En somme, les astres exercent une action sur les choses sublunaires, mais celle-ci n’est pas fondamentale. Ce sont les parents qui donnent à leur rejeton leur nature et leur caractère. Un cheval naît d’un cheval et un homme naît d’un homme. Les astres ne peuvent qu’améliorer ou corrompre la nature du cheval ou celle de l’homme, sans pouvoir produire ces natures. L’univers, soutient Plotin, est gouverné par une âme qui agit conformément à une raison (lógos) qui coordonne toutes choses à l’ensemble. Les parties de l’univers, peu importe leur rang et leur valeur, sont façonnées et dirigées par cette raison. Malgré leur importance, même les astres ne peuvent contrevenir à l’ordre imposé par les raisons qui gouvernent l’univers. Une partie peut en affaiblir une autre et lui nuire, mais elle ne peut la faire sortir de sa propre nature.

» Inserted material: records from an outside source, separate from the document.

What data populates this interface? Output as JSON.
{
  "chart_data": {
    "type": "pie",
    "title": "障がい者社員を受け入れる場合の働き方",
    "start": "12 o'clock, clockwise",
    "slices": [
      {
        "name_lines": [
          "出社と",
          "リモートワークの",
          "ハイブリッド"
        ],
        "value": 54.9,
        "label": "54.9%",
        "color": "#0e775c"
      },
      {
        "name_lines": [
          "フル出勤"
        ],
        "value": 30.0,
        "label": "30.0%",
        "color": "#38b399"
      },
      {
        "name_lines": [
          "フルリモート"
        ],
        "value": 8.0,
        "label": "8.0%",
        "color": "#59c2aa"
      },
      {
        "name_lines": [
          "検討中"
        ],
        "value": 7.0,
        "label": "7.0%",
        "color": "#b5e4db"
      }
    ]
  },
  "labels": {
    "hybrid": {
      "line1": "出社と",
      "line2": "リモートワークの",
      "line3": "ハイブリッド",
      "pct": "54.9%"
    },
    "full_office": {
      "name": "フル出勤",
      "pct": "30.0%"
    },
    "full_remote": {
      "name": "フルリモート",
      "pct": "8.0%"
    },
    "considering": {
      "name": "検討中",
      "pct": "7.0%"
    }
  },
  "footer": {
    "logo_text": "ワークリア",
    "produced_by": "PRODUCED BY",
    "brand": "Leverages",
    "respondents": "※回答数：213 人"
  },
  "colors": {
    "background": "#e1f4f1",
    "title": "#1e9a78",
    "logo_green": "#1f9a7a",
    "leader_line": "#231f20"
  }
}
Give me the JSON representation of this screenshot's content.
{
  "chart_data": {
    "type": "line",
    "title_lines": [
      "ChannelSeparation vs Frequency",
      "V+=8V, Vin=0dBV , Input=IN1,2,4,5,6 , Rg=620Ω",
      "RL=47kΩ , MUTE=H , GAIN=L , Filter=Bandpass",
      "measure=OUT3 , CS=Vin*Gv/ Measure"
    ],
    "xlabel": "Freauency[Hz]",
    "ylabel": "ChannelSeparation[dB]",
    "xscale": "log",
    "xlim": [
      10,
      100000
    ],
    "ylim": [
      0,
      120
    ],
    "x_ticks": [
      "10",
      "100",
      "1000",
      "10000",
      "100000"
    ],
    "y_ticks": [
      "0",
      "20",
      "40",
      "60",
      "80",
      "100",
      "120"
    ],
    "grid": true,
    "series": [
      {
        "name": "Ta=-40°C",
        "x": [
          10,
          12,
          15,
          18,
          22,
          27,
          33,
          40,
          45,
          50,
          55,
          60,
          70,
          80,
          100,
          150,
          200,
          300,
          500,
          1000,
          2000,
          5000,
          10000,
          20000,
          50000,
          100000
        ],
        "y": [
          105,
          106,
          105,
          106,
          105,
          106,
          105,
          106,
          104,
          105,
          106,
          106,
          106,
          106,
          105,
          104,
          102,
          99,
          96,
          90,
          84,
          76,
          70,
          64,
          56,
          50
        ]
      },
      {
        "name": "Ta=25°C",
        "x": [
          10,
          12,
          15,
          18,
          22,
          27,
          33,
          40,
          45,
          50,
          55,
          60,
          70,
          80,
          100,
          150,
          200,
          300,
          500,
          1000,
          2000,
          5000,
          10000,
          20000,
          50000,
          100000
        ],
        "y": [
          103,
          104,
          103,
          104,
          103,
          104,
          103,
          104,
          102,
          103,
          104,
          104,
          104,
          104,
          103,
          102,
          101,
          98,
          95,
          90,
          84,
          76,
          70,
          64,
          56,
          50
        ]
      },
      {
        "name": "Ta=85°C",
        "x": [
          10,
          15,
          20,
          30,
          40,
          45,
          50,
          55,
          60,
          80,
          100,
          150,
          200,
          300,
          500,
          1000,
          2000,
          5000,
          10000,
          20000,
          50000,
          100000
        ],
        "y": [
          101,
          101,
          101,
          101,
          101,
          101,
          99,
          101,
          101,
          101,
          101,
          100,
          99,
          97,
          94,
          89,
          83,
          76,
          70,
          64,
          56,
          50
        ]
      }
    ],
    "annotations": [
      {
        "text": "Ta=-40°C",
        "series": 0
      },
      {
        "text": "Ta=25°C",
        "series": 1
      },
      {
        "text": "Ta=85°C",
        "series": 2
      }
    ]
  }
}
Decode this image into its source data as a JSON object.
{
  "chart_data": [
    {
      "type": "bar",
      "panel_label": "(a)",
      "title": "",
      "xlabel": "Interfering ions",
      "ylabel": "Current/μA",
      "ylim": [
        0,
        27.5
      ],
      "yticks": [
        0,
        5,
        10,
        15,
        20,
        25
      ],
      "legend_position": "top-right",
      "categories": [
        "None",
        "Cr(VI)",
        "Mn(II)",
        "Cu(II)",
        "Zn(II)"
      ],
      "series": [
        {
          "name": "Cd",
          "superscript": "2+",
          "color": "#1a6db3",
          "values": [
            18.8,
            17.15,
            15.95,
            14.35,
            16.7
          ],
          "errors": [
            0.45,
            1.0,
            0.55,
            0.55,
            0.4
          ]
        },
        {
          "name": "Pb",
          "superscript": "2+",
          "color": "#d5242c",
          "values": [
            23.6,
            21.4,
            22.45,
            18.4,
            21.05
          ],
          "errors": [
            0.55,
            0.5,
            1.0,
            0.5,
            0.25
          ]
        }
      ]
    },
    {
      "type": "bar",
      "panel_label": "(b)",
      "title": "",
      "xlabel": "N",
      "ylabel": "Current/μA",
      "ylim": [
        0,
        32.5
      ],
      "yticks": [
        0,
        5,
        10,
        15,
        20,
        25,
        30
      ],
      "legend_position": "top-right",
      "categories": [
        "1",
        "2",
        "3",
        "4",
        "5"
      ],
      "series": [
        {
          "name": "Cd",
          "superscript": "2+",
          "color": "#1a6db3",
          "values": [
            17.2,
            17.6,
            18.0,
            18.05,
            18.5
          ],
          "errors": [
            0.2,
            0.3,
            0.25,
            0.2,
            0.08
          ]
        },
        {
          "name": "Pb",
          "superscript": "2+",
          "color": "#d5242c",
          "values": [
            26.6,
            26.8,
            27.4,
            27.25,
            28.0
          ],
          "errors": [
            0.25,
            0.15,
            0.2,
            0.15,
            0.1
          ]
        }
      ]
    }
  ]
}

Les chapitres 16 à 18, qui ferment le traité, font l’exégèse de la formule « l’âme gouverne l’univers selon une raison » (chap. 13, 3-4). C’est l’occasion pour Plotin d’expliquer en détail la production de l’univers et le principe de transmission des raisons (lógoi). L’univers ne résulte pas d’un choix réfléchi du démiurge, mais de la nécessité de l’existence d’un monde sensible à la suite du monde intelligible. La puissance intelligible se déverse nécessairement sur une réalité inférieure, jusqu’au terme ultime, la matière, qui n’a plus assez de puissance pour produire quoi que ce soit. Le démiurge véritable, c’est l’Intellect, car il contient les formes intelligibles, les archétypes de toutes choses. L’Intellect, dans sa grande puissance, déborde et envoie ses Formes dans la partie supérieure de l’âme du monde, qui les reçoit à l’état de « raisons ». Ces raisons s’écoulent à leur tour dans la partie inférieure de l’âme du monde, qui correspond à la nature et à la puissance végétative. Cette ultime puissance est le dernier producteur, celui qui produit le monde sensible.